LLMs have limited context windows. For long conversations, trim the history:
function trimHistory(
  history: OpenAI.ChatCompletionMessageParam[],
  maxTurns: number = 10
): OpenAI.ChatCompletionMessageParam[] {
  if (history.length <= maxTurns * 2) return history;

  // Keep the first 2 messages (initial context) and the last maxTurns pairs
  const start = history.slice(0, 2);
  const recent = history.slice(-(maxTurns * 2));
  return [...start, { role: "system", content: "[Earlier conversation trimmed]" }, ...recent];
}
The beauty of Minns Memory Layer is that trimmed messages aren’t lost — they’re already stored as events. Claims extracted from early turns persist in semantic memory even after the conversation window moves forward.

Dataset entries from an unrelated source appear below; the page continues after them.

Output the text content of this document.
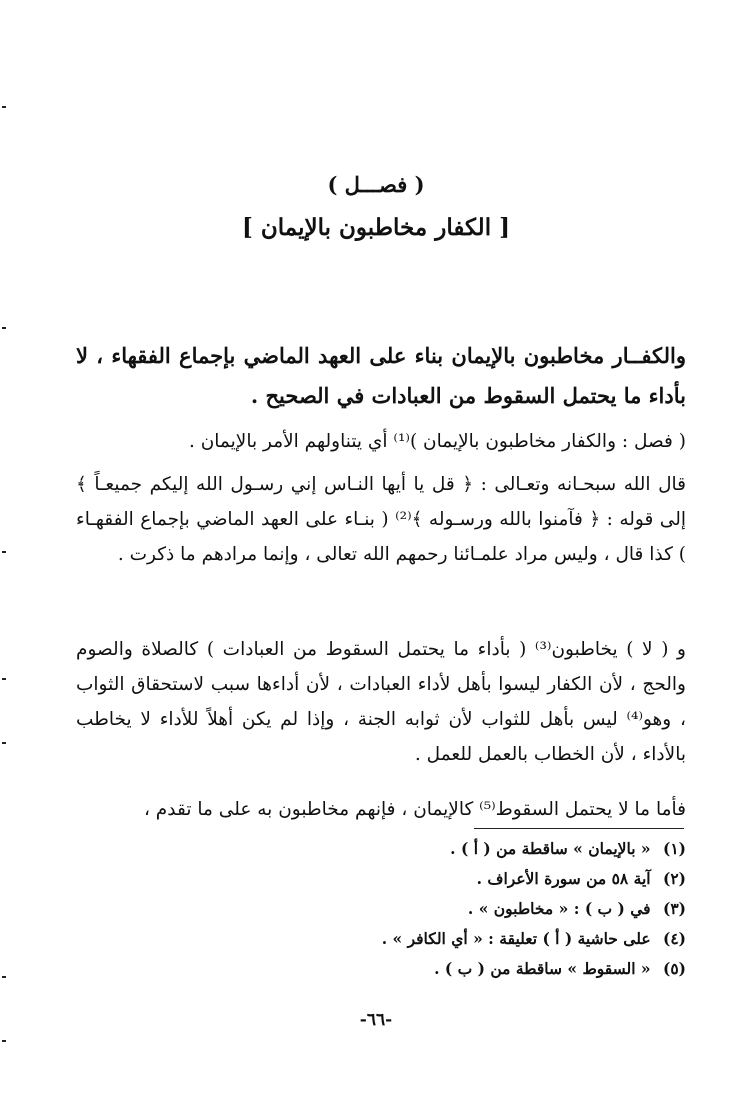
( فصـــل )
[ الكفار مخاطبون بالإيمان ]
والكفــار مخاطبون بالإيمان بناء على العهد الماضي بإجماع الفقهاء ، لا بأداء ما يحتمل السقوط من العبادات في الصحيح .
( فصل : والكفار مخاطبون بالإيمان )⁽¹⁾ أي يتناولهم الأمر بالإيمان .
قال الله سبحـانه وتعـالى : ﴿ قل يا أيها النـاس إني رسـول الله إليكم جميعـاً ﴾ إلى قوله : ﴿ فآمنوا بالله ورسـوله ﴾⁽²⁾ ( بنـاء على العهد الماضي بإجماع الفقهـاء ) كذا قال ، وليس مراد علمـائنا رحمهم الله تعالى ، وإنما مرادهم ما ذكرت .
و ( لا ) يخاطبون⁽³⁾ ( بأداء ما يحتمل السقوط من العبادات ) كالصلاة والصوم والحج ، لأن الكفار ليسوا بأهل لأداء العبادات ، لأن أداءها سبب لاستحقاق الثواب ، وهو⁽⁴⁾ ليس بأهل للثواب لأن ثوابه الجنة ، وإذا لم يكن أهلاً للأداء لا يخاطب بالأداء ، لأن الخطاب بالعمل للعمل .
فأما ما لا يحتمل السقوط⁽⁵⁾ كالإيمان ، فإنهم مخاطبون به على ما تقدم ،
(١) « بالإيمان » ساقطة من ( أ ) .
(٢) آية ٥٨ من سورة الأعراف .
(٣) في ( ب ) : « مخاطبون » .
(٤) على حاشية ( أ ) تعليقة : « أي الكافر » .
(٥) « السقوط » ساقطة من ( ب ) .
-٦٦-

Error handling in the intent parser

The sidecar parser is resilient, but you should handle edge cases:
const { intent, assistantResponse } = extractIntentAndResponse(modelOutput, userMessage, intentSpec);

if (!intent) {
  // LLM didn't produce an intent block — treat as conversational
  console.log("No intent detected — responding conversationally.");
  return { assistantResponse: modelOutput, intent: { action: "respond_only" } };
}

if (!intentSpec.actions.find(a => a.name === intent.action)) {
  // LLM hallucinated an action that doesn't exist
  console.warn(`Unknown action "${intent.action}" — falling back to respond_only`);
  return { assistantResponse, intent: { action: "respond_only" } };
}

Multi-agent handoff

If your system has multiple specialized agents (booking, support, recommendations), use strategies to share knowledge:
// The support agent can learn from the booking agent's strategies
const bookingStrategies = await client.getSimilarStrategies({
  goal_ids: [101], // booking goal
  tool_names: ["book_ticket"],
  result_types: [],
  limit: 3,
  min_score: 0.5,
});

// Inject into the support agent's prompt
const context = bookingStrategies
  .map(s => `Booking team learned: "${s.action_hint}" (success: ${s.expected_success.toFixed(0)}%)`)
  .join("\n");

Summary

ComponentRoleSDK method
Intent specDefines what the agent can dobuildSidecarInstruction(spec)
Sidecar parserExtracts structured intents from LLM outputextractIntentAndResponse()
Event builderLogs every turn to Minns Memory Layerclient.event().action().outcome().send()
ClaimsSoft facts extracted from conversationsclient.searchClaims()
Context memoryPast episodes matching the current situationclient.getContextMemories()
StrategiesLearned behavioral patternsclient.getSimilarStrategies()
Policy GuideWhat should the agent do next?client.getActionSuggestions()
The intent model gives your agent a clean separation between thinking (LLM) and doing (tools). Minns Memory Layer gives it the ability to remember and improve. Together, they turn a stateless chatbot into an agent that gets better with every conversation.